By Brittany PolitoiBerkshires Staff

PITTSFIELD, Mass. — The Community Development Board has supported plans for a new hangar at the airport and a change to the cannabis ordinance.

Lyon Aviation, located in the Pittsfield Municipal Airport, plans to remove an existing "T" style hangar and replace it with a new, 22,000-square-foot hangar.  The existing one is said to be small and in poor condition while the new build will accommodate a variety of plane sizes including a larger passenger jet.

"There's no traffic impacts, there's no utilities to speak of," Robert Fournier of SK Design Group explained.

"I'll say that we did review this at length with the airport commission in the city council and this is the way we were instructed to proceed was filing this site plan review and special permit application."

The application states that the need for additional hangar space is "well documented" by Lyon, Airport Manager Daniel Shearer, and the airport's 2020 master plan.

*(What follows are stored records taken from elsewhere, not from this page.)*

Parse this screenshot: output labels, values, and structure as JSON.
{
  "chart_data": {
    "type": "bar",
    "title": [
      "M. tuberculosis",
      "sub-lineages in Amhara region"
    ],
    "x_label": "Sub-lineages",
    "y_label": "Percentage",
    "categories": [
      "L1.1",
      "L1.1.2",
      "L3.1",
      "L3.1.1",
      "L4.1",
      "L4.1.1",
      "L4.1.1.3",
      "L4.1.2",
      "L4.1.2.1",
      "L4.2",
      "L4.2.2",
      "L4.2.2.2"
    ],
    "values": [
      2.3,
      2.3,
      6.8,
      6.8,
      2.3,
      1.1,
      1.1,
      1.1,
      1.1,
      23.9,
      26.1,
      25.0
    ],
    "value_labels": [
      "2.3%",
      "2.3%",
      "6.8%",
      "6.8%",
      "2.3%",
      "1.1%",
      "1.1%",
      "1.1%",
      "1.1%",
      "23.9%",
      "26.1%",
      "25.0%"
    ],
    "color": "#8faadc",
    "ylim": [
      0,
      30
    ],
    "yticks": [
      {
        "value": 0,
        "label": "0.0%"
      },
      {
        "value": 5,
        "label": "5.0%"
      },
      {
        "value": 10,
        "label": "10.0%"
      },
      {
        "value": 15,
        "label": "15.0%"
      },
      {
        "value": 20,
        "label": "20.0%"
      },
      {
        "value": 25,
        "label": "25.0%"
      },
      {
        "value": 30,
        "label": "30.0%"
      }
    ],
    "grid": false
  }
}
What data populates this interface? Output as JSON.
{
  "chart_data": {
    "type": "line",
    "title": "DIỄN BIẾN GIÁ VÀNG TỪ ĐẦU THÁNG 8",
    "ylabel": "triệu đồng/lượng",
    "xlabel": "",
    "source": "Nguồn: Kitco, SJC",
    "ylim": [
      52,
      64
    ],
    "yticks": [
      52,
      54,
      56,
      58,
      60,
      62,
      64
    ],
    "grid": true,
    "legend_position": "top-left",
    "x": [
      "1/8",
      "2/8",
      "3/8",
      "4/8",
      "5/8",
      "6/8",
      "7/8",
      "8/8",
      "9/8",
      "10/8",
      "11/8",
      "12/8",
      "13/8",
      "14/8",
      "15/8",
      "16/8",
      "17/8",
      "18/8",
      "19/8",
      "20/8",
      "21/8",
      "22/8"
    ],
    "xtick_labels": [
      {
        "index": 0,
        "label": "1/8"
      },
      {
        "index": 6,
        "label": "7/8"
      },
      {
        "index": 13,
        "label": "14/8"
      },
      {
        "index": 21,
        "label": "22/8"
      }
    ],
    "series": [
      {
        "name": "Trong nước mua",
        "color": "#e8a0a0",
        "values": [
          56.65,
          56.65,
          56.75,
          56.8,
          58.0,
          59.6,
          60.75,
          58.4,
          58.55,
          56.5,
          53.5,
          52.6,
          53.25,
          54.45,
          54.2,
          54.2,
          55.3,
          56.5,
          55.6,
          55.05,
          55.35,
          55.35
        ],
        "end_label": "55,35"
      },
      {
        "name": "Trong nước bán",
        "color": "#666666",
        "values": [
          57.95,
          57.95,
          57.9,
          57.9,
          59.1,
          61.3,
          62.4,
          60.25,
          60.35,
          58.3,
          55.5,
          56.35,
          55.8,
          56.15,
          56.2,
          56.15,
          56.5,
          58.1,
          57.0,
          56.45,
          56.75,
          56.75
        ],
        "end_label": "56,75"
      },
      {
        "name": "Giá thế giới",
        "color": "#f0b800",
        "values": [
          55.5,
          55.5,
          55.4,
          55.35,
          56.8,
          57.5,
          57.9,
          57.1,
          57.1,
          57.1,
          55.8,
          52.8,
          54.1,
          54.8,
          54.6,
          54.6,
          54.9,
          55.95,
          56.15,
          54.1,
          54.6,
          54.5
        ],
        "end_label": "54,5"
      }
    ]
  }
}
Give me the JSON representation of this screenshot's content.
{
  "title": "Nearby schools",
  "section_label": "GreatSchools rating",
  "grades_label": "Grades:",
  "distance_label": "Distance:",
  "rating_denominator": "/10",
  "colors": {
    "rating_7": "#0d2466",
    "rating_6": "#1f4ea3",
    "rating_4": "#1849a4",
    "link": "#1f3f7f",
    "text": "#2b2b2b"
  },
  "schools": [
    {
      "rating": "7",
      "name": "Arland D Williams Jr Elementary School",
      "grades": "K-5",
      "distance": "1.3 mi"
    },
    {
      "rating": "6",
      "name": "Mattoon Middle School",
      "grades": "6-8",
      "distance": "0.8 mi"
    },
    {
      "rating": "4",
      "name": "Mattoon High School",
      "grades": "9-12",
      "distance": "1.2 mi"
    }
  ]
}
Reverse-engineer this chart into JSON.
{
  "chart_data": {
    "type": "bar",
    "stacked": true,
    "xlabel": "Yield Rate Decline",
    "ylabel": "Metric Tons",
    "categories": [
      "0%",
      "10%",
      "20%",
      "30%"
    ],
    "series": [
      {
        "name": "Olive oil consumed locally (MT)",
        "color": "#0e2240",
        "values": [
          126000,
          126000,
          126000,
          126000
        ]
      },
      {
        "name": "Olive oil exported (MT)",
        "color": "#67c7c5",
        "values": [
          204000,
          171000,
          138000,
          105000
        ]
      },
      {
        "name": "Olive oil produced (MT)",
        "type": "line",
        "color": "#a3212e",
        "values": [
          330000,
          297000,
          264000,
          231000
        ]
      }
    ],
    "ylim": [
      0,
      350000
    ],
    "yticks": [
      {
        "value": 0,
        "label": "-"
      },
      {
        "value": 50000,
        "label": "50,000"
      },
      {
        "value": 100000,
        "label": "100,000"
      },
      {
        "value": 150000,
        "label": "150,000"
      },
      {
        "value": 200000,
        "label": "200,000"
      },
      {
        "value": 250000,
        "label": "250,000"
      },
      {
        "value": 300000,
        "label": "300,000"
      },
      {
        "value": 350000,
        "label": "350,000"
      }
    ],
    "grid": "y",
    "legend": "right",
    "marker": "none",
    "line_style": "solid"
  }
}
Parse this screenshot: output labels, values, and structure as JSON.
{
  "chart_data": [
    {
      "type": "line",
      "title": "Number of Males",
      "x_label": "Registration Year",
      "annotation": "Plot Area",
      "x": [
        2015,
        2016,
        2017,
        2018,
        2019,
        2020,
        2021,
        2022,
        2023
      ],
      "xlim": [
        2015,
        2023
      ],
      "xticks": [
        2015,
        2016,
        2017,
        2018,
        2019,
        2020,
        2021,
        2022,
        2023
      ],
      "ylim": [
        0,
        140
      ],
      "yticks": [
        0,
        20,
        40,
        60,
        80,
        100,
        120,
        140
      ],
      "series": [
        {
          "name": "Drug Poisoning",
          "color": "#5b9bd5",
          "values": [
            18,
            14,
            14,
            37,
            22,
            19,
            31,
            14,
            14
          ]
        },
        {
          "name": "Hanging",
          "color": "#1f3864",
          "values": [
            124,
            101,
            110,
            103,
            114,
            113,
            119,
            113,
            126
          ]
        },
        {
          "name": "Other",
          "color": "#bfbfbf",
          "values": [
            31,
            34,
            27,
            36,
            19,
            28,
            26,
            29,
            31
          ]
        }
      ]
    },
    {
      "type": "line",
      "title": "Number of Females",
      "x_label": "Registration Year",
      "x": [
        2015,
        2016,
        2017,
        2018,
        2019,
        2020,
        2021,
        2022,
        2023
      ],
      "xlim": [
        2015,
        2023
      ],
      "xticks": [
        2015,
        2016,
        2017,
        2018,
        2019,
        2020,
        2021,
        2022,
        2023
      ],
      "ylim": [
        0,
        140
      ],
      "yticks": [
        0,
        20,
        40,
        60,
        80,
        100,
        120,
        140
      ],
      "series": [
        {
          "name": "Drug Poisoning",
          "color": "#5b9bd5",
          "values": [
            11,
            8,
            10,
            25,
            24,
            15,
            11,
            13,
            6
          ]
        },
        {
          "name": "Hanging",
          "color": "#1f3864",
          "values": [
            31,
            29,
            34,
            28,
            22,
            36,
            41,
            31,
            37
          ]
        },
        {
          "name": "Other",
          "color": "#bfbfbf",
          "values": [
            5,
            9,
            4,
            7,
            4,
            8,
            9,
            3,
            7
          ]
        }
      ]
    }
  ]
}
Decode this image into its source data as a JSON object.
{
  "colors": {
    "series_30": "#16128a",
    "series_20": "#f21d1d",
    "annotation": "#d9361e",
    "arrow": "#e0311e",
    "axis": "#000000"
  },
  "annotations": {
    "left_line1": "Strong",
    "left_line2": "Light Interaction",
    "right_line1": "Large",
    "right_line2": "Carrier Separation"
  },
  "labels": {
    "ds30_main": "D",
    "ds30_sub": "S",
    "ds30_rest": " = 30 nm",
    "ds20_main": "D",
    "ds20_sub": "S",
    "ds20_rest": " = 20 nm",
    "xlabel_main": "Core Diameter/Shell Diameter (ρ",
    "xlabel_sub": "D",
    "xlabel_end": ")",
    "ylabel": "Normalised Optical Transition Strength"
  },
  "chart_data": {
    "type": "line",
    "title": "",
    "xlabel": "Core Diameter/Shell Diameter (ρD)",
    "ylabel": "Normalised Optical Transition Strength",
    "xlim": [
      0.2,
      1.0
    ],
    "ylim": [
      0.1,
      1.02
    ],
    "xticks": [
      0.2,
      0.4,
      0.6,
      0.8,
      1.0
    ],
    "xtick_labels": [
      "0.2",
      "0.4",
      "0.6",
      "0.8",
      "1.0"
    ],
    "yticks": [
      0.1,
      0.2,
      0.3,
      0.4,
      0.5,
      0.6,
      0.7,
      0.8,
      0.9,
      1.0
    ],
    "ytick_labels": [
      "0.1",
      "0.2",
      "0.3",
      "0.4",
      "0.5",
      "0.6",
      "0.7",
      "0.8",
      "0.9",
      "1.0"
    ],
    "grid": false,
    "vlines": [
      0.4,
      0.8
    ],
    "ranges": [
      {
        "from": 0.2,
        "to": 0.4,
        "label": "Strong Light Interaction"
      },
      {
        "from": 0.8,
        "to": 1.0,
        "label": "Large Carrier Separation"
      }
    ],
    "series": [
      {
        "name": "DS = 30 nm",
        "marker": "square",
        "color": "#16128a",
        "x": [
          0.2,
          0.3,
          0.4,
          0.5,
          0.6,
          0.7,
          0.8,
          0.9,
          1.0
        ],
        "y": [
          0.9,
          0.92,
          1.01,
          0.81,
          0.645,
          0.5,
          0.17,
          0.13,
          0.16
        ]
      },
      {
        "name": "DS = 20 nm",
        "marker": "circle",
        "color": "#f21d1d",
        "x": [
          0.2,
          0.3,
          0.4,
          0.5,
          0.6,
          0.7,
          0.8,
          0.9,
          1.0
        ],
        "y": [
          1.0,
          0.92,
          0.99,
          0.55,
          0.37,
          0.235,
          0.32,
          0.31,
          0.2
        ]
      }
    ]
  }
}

The plan predicts that 15 additional hangar spaces will be needed by 2039 and this project can accommodate up to 10 smaller planes or a single large aircraft.

Lyon Aviation was founded in 1982 as a fuel-based operator that provided fuel, maintenance, hangar services, charter, and flight instruction.

This is not the only project at the Tamarack Road airport, as the City Council recently approved a $300,000 borrowing for the construction of a new taxi lane. This will cover the costs of an engineering phase and will be reduced by federal and state grant monies that have been awarded to the airport.

The local share required is $15,000, with 95 percent covered by the Federal Aviation Administration.